17. The pharmaceutical formulation of claim 15, wherein the antioxidant is present at a concentration of 0.01 mM to about 50 mM.

18. The pharmaceutical formulation of claim 1, further comprising a preservative present at a concentration of 0.001% w/v to 10% w/v wherein the preservative is selected from a group consisting of phenols, m-cresol, benzyl alcohol, benzalkonium chloride, benzalthonium chloride, phenoxyethanol and methyl paraben.
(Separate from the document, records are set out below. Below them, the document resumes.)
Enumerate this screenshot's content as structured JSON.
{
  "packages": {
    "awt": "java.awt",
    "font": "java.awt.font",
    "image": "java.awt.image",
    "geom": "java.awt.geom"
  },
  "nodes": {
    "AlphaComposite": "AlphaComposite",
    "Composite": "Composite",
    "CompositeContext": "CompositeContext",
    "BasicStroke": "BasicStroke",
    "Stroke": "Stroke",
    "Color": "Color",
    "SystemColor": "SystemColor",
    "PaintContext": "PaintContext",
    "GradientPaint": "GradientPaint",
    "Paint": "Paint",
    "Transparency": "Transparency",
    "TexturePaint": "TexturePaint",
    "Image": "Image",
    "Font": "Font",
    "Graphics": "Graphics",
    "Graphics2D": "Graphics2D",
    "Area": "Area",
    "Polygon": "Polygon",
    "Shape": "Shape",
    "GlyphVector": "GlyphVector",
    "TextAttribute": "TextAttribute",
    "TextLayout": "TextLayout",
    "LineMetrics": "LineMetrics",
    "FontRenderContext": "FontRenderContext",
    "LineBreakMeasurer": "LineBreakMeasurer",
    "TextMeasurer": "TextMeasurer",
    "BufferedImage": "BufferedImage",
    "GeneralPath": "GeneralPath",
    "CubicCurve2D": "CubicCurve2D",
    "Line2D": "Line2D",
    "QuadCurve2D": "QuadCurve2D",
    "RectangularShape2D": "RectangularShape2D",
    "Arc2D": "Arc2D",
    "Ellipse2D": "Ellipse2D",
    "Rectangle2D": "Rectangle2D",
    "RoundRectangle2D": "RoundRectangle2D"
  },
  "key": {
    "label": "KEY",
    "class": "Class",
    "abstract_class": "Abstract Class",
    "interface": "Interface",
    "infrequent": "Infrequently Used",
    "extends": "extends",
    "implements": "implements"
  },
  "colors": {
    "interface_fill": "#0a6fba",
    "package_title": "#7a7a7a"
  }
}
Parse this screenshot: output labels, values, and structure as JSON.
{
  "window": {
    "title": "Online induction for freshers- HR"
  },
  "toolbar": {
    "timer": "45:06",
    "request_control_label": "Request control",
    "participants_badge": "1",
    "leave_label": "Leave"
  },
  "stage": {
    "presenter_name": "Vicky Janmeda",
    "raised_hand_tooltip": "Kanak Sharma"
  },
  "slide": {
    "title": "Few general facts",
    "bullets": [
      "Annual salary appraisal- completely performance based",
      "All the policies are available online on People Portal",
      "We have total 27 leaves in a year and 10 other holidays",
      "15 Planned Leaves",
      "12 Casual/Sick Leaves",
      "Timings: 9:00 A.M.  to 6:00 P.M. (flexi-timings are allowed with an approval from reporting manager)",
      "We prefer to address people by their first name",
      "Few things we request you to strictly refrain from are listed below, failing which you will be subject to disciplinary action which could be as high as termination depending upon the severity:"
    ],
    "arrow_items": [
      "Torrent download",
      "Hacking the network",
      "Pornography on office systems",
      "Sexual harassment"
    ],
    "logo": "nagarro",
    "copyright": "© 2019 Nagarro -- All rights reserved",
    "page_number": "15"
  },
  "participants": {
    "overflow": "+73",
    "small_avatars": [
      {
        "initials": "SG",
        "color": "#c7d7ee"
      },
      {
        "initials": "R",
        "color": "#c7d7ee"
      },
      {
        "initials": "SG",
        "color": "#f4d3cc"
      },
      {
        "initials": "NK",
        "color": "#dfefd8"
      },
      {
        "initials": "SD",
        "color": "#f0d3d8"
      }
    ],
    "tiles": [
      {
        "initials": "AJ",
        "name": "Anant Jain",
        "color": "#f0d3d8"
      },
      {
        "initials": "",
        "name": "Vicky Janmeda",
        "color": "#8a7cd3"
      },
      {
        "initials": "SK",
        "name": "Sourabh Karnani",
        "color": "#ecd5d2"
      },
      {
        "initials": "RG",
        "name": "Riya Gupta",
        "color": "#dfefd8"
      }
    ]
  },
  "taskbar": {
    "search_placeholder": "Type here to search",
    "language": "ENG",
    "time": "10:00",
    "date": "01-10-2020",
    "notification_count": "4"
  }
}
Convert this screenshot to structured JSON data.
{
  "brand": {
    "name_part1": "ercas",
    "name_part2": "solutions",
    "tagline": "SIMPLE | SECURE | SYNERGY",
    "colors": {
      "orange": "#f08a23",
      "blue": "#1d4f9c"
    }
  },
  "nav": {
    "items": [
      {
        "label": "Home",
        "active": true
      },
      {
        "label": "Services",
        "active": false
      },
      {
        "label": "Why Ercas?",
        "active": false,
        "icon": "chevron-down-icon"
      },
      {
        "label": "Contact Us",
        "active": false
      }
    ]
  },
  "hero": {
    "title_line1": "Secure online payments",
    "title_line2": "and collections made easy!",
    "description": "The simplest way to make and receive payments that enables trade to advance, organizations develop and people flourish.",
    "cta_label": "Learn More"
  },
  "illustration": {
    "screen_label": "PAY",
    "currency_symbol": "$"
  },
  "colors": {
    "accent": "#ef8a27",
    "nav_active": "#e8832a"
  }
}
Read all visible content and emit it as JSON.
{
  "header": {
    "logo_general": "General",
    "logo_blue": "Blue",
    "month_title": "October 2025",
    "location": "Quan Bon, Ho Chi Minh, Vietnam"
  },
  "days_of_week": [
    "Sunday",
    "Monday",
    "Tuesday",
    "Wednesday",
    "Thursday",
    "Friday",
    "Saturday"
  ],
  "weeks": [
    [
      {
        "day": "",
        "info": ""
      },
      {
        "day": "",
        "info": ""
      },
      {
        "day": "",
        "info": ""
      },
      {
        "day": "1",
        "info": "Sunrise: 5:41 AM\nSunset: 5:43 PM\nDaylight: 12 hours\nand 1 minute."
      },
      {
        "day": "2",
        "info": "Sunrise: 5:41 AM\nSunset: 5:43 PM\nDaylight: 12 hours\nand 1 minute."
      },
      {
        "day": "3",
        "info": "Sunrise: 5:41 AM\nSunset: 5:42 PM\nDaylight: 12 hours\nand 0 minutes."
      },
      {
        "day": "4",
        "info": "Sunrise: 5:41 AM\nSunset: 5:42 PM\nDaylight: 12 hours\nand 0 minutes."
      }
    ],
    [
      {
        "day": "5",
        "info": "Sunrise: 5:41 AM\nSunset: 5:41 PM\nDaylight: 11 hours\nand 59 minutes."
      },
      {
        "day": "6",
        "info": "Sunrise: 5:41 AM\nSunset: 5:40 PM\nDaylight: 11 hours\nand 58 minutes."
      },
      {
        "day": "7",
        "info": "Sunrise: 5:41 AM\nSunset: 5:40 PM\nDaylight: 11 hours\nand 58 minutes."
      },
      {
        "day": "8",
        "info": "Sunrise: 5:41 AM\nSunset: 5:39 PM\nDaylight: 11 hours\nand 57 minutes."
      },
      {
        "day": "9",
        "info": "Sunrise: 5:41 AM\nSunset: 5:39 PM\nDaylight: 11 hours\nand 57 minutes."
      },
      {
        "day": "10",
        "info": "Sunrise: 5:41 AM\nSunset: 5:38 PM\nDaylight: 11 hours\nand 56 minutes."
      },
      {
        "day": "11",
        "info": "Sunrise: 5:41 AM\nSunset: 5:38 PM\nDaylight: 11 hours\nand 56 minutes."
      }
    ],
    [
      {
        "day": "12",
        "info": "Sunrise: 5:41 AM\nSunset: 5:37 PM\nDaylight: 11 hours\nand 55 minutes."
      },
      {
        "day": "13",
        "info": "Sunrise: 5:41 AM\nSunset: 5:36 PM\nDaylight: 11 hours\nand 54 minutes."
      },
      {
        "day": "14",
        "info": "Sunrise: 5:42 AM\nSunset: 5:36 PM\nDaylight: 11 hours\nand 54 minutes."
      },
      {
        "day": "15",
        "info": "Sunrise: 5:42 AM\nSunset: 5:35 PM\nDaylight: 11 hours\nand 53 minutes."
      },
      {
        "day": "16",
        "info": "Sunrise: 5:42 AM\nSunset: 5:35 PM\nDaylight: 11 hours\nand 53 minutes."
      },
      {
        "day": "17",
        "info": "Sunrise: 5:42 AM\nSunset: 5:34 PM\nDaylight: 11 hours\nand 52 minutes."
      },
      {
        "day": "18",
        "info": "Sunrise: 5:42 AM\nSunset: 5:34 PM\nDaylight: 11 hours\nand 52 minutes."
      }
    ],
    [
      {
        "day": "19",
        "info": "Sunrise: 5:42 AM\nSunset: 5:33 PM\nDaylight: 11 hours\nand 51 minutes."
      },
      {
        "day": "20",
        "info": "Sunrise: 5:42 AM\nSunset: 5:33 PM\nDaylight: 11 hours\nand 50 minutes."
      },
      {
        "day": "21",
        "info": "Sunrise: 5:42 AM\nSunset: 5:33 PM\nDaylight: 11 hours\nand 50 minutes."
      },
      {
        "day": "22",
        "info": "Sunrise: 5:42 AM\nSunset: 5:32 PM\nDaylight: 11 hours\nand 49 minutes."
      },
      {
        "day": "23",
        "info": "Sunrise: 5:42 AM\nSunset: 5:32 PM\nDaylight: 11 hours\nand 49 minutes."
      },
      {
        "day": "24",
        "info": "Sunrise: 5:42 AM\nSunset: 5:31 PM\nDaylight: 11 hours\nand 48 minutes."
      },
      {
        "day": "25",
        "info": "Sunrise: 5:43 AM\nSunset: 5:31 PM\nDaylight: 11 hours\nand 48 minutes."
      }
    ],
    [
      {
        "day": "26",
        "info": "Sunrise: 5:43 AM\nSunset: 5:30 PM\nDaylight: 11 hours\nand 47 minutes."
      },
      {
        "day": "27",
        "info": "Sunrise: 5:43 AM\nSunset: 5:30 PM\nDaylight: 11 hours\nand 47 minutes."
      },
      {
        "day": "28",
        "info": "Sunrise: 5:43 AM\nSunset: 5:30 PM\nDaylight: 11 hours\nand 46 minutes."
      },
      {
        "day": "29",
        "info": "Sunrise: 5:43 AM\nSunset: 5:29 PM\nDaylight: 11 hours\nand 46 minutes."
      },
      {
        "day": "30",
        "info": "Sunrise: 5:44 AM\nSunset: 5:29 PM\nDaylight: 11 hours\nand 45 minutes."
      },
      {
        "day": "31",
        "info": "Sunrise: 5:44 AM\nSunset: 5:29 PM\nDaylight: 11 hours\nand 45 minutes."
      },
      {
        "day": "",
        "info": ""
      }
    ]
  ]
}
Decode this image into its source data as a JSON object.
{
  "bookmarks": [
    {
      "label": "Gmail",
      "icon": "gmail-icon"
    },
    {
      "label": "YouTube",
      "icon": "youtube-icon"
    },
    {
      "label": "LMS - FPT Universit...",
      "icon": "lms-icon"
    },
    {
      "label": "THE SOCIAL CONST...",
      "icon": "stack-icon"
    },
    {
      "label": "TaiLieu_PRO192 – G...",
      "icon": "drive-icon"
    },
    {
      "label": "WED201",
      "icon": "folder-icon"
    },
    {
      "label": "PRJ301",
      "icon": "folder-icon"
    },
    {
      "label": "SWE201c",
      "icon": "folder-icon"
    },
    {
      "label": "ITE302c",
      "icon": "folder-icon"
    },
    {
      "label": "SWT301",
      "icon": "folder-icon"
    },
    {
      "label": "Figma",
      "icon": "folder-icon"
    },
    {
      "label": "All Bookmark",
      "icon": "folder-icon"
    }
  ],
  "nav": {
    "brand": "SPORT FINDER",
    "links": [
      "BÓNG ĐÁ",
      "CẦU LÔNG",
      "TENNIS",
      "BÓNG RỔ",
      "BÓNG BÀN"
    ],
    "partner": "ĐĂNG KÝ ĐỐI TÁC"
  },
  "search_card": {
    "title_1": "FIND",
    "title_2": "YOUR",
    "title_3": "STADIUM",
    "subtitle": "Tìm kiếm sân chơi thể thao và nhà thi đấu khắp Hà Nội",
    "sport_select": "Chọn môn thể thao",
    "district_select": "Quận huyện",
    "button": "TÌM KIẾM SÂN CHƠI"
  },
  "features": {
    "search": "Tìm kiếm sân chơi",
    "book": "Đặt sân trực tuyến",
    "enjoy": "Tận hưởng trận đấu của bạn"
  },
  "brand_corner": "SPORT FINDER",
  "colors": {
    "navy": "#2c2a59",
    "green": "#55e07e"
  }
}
19. The pharmaceutical formulation of claim 1, wherein the formulation is suitable for oral, rectal, transmucosal, intestinal, or parenteral administration.

20. The pharmaceutical formulation of claim 19, wherein parenteral administration is selected from intravenous, intraarterial, intraperitoneal, intrathecal, intraventricular, intraurethral, intrasternal, intracranial, intramuscular, intra-ossial, intradermal or subcutaneous administration.